Tuesday, July 31, 2018

Jacob's Ladder

Although this blog has been languishing, Highlands Roadrunner has not!  Upon return from our anniversary trip, I realized that it was time for training mode to begin in earnest.  The event I am training for is the Bethel Half Marathon, that same half marathon that I was prepared to run last October but had to cancel because of my brother-in-law's heart attack.  So this will be a matter of unfinished business, a redemption of sorts.


The Bethel Half Marathon was the very first half marathon I completed, in October of 1998, exactly twenty years ago.  If I can arrive at the starting line uninjured I have no doubt that I will cross the finish line, and it will be the fifth time that I have done so.  I ran it with Fred that first year, and I remember thinking when I finished that if I had trained just a little harder and slowed my race pace by a minute or so, I might actually be able to run a full marathon, which I went on to do in December of 1999 at the significant age of 50.

Bethel is a lovely place, a community just outside of Waynesville in a long valley surrounded by mountains, with pastures surrounding a river which mysteriously changes its name from Bird Creek to Rocky Branch to Inman Branch to Poplar Branch.  The Blue Ridge Parkway winds along the crest of the mountains to the south, and the foliage is usually at the height of fall color in mid-October.  The name "Bethel," I discovered, means a holy place, a name given by Jacob to that place where he fell asleep and had a vision of a ladder stretching between Heaven and Earth and thronged with angels.  So I like to visualize Bethel as the end of a long climb up the ladder of training, step by step, making incremental progress and walking on that fine line that a runner who will be 70 years old next February must be careful not to cross.  Martha will say, as I leave the house for another hard run, "Don't overdo it!" and I will reply, "Yes, but I don't want to underdo it, either!"

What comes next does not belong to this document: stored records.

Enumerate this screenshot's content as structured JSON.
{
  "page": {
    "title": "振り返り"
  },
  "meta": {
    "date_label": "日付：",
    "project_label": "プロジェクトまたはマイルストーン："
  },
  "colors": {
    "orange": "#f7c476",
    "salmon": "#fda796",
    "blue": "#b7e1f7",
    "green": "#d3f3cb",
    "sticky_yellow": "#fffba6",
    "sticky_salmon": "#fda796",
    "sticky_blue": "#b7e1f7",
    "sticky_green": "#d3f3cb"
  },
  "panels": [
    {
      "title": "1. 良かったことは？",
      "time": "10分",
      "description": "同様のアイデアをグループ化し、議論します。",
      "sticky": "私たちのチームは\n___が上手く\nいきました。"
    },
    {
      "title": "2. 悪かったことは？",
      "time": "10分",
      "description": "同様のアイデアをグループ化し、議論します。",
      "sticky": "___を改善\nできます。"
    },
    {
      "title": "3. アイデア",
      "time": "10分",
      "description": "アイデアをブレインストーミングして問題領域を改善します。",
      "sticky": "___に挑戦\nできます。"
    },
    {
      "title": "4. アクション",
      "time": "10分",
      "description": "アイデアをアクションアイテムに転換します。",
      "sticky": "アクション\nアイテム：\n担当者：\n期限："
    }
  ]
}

Training mode:  it is good for a runner, or at least for this runner, to be following a plan.  So for the past four Mondays I have climbed Big Bearpen, and then logged a day of speed-work - 400s and 800s - later in the week, an easy rest day, and a long run on Saturday increasing from 8 miles to 10 miles.  Weekly mileage has increased from 20 to 22 to 24, half the distance I would be logging ten years ago, but enough, I hope, to be able to acquit myself well at the finish line.

This morning I had not planned to run because yesterday was a Bearpen Day.  But I looked at the weather forecast and realized that I had a small opening before two or three days of heavy rains.  So I hurried out the door and completed another six mile run, and was so glad to see Martha out doing the same thing, aiming for the same race.  Another page for both of us, I told myself, ambitiously dog-eared in the book of training, another rung higher on the ladder.